Commodities have enjoyed a steady positive ride recently, with a long period of rising prices. The question on all investors’ minds is, will it continue?
Whilst concerns persist over the slowdown in the US, we believe that short-term commodity demand growth will remain stronger than expected because development in Asia, and infrastructure spending generally, will remain high, even if consumer spending slows in the US.
Over the longer term we also believe that commodity prices will continue to move upwards. During the 1950s and 1960s, commodities enjoyed high average rates of demand growth and over the next 15 years, we expect to see a similar scenario, underpinned by three key factors:
Firstly, demand will be driven by the development and urbanisation of economies like China and India.
Secondly, in the Western world, poor economic performance and privatisation from the mid 1970s to the mid 1990s caused 20 years of underinvestment and a need to rebuild existing crumbling infrastructure. This means that commodities cannot fail to be in demand as infrastructure is renewed.
Thirdly, we are seeing increasing investment in new infrastructure for alternative energy sources. Massive investment is also needed to conserve energy for environmental reasons.
Supply will react to the higher prices that we are currently seeing in many commodity sectors, but the speed of this reaction will differ for each commodity. And with high rates of demand growth, periods of surplus output and weaker prices are likely to be short-lived. The outlook does vary by commodity, however. Below we have summarised our views on the main commodity categories.
Commodity-by-commodity analysisFor base metals, we expect to see flat or falling prices in the short term. At a time when rapid supply increases have been forecast, weaker demand growth from the developed world will spark concerns over large surpluses.
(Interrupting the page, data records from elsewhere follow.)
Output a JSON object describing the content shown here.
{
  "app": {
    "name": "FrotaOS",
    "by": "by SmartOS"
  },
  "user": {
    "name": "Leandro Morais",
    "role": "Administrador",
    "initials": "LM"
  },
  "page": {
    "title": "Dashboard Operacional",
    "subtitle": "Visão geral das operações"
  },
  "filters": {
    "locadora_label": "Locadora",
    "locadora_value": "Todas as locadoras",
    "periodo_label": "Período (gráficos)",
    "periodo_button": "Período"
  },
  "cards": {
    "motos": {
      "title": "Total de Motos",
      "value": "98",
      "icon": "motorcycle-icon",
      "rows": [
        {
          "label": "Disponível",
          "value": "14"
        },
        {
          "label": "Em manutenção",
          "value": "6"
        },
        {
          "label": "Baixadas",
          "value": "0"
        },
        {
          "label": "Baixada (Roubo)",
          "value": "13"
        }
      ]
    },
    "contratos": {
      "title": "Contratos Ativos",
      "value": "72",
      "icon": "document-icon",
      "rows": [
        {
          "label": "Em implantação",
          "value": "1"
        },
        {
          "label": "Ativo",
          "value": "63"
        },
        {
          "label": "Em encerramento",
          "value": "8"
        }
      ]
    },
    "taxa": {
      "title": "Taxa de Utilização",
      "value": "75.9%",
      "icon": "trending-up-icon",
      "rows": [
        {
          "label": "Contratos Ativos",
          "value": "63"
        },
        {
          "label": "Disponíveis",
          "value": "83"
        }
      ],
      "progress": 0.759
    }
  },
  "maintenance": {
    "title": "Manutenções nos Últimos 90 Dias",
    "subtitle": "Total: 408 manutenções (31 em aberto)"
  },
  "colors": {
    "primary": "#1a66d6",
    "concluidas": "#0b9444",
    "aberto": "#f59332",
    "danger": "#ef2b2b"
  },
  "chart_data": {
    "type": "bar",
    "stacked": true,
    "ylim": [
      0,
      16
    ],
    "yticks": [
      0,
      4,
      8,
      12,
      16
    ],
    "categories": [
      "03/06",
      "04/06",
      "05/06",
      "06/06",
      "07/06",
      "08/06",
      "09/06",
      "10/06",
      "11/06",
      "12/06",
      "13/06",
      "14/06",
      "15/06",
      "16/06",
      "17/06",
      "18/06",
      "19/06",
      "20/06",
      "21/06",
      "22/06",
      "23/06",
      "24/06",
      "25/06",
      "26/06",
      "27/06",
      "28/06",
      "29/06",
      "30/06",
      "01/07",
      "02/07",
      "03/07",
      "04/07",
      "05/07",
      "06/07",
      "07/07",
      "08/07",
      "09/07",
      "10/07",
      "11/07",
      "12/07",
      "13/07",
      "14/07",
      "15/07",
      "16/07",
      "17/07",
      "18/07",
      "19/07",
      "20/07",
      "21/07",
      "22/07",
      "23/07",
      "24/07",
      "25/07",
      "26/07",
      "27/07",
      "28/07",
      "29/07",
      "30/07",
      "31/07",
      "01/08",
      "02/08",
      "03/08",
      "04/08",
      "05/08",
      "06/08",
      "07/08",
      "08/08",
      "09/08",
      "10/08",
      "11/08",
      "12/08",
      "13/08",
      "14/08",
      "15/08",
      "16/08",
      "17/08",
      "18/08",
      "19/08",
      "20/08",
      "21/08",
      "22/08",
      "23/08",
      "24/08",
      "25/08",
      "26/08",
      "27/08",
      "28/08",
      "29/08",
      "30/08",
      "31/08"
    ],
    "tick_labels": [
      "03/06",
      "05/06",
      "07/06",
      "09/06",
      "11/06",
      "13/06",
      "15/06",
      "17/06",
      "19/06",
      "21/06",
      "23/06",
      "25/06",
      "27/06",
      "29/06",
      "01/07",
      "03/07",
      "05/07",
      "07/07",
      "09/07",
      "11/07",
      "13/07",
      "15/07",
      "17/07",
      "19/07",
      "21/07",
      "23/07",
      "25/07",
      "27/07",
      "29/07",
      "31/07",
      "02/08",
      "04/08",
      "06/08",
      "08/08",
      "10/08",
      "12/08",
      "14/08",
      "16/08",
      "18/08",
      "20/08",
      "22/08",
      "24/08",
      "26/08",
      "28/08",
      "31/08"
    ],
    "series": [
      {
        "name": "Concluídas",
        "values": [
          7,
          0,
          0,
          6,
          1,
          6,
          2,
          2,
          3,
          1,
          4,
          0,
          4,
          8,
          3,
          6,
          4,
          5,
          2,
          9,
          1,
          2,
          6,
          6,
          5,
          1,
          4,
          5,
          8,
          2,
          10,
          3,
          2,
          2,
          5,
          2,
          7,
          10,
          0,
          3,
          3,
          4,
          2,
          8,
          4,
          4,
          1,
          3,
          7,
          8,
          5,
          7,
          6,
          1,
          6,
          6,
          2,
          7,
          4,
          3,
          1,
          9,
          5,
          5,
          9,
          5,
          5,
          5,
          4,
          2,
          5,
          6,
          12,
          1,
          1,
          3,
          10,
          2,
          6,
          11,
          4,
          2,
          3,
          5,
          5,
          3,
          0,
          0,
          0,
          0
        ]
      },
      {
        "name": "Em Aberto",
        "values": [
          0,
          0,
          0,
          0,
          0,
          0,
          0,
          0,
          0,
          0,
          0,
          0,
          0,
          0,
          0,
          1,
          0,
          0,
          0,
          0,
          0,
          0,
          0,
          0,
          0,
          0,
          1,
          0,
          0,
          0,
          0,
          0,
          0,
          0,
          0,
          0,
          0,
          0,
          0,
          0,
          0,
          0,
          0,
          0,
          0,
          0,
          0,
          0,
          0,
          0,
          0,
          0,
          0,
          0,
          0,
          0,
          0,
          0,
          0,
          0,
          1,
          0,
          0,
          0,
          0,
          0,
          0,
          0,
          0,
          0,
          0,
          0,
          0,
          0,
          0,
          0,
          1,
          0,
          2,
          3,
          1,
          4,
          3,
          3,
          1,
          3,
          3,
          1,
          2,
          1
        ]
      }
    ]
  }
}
But for copper, lead, tin and aluminium, continued strong demand growth from the Middle East, China, and other Asian countries will fuel a recovery in prices before this year is out, as will delays to new supply and disruption to existing supply.
In contrast, the outlook for bulks remains robust as demand for steel and raw materials for steelmaking is dominated by China and the developing world. In addition, destocking of steel in 2007 has left markets tight in North America and Europe. In iron ore and coking coal, spot prices are up to 100% higher than current contract prices, which are forecast to rise at least 50% for the year beginning April 2008.
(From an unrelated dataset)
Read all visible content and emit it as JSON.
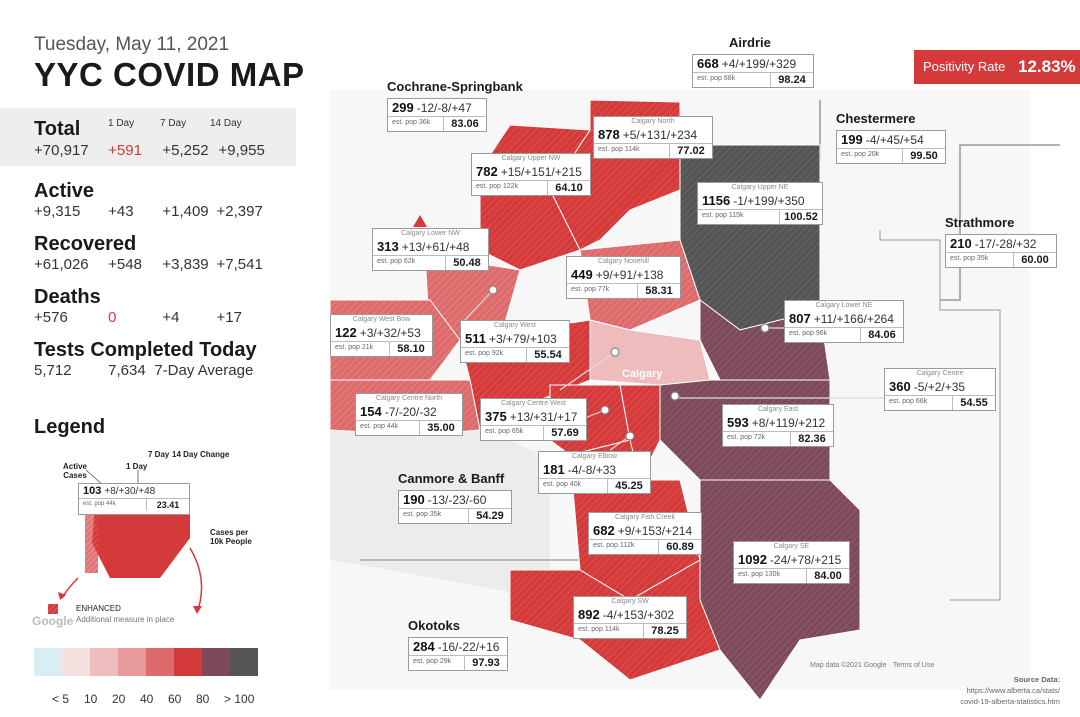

Meanwhile, energy prices are now settling at high levels as robust demand is sustained, not least because of subsidised prices in many developing countries. Supply, though, continues to disappoint, with non-OPEC countries failing to deliver increases as forecast and OPEC itself reluctant to increase output too rapidly. Thermal coal prices have also risen rapidly as rail and port bottlenecks in Australia have disrupted supplies, and demand for coal in China remains particularly strong.
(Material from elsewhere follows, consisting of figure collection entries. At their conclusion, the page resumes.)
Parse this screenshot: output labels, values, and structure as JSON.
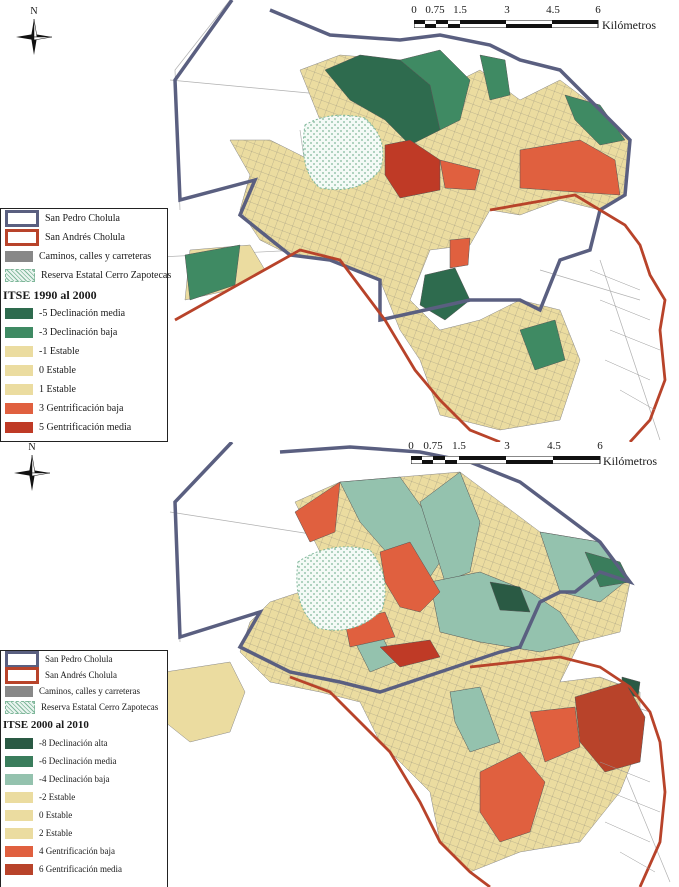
{
  "maps": [
    {
      "legend_title": "ITSE 1990 al 2000",
      "boundaries": [
        {
          "label": "San Pedro Cholula",
          "color": "#5a5f80"
        },
        {
          "label": "San Andrés Cholula",
          "color": "#b8432a"
        },
        {
          "label": "Caminos, calles y carreteras",
          "color": "#888888"
        },
        {
          "label": "Reserva Estatal Cerro Zapotecas",
          "color": "#7fb79a"
        }
      ],
      "classes": [
        {
          "label": "-5 Declinación media",
          "color": "#2e6b4e"
        },
        {
          "label": "-3 Declinación baja",
          "color": "#3f8a63"
        },
        {
          "label": "-1 Estable",
          "color": "#ebdca0"
        },
        {
          "label": "0 Estable",
          "color": "#ebdca0"
        },
        {
          "label": "1 Estable",
          "color": "#ebdca0"
        },
        {
          "label": "3 Gentrificación baja",
          "color": "#e0603f"
        },
        {
          "label": "5 Gentrificación media",
          "color": "#bf3a26"
        }
      ],
      "scale": {
        "ticks": [
          "0",
          "0.75",
          "1.5",
          "3",
          "4.5",
          "6"
        ],
        "unit": "Kilómetros"
      },
      "north": "N"
    },
    {
      "legend_title": "ITSE 2000 al 2010",
      "boundaries": [
        {
          "label": "San Pedro Cholula",
          "color": "#5a5f80"
        },
        {
          "label": "San Andrés Cholula",
          "color": "#b8432a"
        },
        {
          "label": "Caminos, calles y carreteras",
          "color": "#888888"
        },
        {
          "label": "Reserva Estatal Cerro Zapotecas",
          "color": "#7fb79a"
        }
      ],
      "classes": [
        {
          "label": "-8 Declinación alta",
          "color": "#2a5a44"
        },
        {
          "label": "-6 Declinación media",
          "color": "#3a7d5c"
        },
        {
          "label": "-4 Declinación baja",
          "color": "#94c2ae"
        },
        {
          "label": "-2 Estable",
          "color": "#ebdca0"
        },
        {
          "label": "0 Estable",
          "color": "#ebdca0"
        },
        {
          "label": "2 Estable",
          "color": "#ebdca0"
        },
        {
          "label": "4 Gentrificación baja",
          "color": "#e0603f"
        },
        {
          "label": "6 Gentrificación media",
          "color": "#b8432a"
        }
      ],
      "scale": {
        "ticks": [
          "0",
          "0.75",
          "1.5",
          "3",
          "4.5",
          "6"
        ],
        "unit": "Kilómetros"
      },
      "north": "N"
    }
  ]
}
The outlook for gold continues to look strong with dollar weakness, inflation concerns, falling mine supply, and political and financial instability all supporting the case for higher prices. For platinum, the key driver in the short term is supply, which is being squeezed in an already tight market by safety and cost issues in South Africa. Although car production is likely to decline in the Western world, this will be offset by growth in developing economies and higher emissions standards.
Prices for soft commodities have rallied strongly in recent months and look set to remain firm as demand for biofuels remains strong, driven by government regulation as much as high energy prices. With agricultural land in short supply as a result, crop rotation will be high and prices volatile, but fertiliser demand is very strong and supply is constrained due to lack of investment in recent years.